Hace mucho contraste con las leyes para tener su licencia de conducir, ya que no puede tenerlo hasta cumplir la mayoría de edad. Un niño aún no tiene la madurez ni el razonamiento para tomar decisiones de esa magnitud.

En otros países como Inglaterra, esto ya está mucho más avanzado. Cuando alguien admite que se siente atrapado en el cuerpo sintiéndose de otro género inmediatamente tiene derechos que lo amparan ante la ley.

Las exigencias

Lo que exige la comunidad feminista es que sean tomadas en cuenta como una identidad propia y que no las mezclen con otros grupos como los antes mencionados. No tienen los mismos antecedentes ni objetivos.

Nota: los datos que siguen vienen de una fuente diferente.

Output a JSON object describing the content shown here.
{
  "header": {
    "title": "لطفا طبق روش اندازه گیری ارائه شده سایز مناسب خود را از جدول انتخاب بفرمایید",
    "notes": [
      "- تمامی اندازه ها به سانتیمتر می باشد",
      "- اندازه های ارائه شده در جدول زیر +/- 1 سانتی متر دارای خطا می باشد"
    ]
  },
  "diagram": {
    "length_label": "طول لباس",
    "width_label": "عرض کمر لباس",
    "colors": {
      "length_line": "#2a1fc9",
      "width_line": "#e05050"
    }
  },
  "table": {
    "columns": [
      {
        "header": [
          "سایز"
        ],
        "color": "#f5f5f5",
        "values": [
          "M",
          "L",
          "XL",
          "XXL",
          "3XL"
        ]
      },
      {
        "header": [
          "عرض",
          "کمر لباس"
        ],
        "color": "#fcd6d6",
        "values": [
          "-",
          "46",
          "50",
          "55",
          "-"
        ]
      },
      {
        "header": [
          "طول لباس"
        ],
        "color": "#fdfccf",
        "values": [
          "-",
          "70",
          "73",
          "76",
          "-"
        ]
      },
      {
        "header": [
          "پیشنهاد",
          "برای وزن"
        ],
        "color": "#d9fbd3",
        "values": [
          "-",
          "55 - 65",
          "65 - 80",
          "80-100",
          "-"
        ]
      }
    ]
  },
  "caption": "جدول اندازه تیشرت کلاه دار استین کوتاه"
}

El gobierno lo ha hecho sin consultar a ninguno de los miembros y por esto es que ha habido un malestar tan grande en cada una de las feministas.

Violencia sexual

Unos de sus grandes objetivos es erradicar para siempre la violencia sexual de las calles, y eso no sucede en el día a día ni se ven en los medios de comunicación. Es en cada uno de los hogares, el problema es que no traspasa los tribunales.

Son muchas las exigencias que hay actualmente y el trabajo que tiene el Ministerio de la Igualdad de cara a lo que viene en el futuro. Este movimiento seguirá creciendo a pasos agigantados y es imposible detenerlo. Llegó la hora de abrazarlos y darles un espacio en la sociedad civil.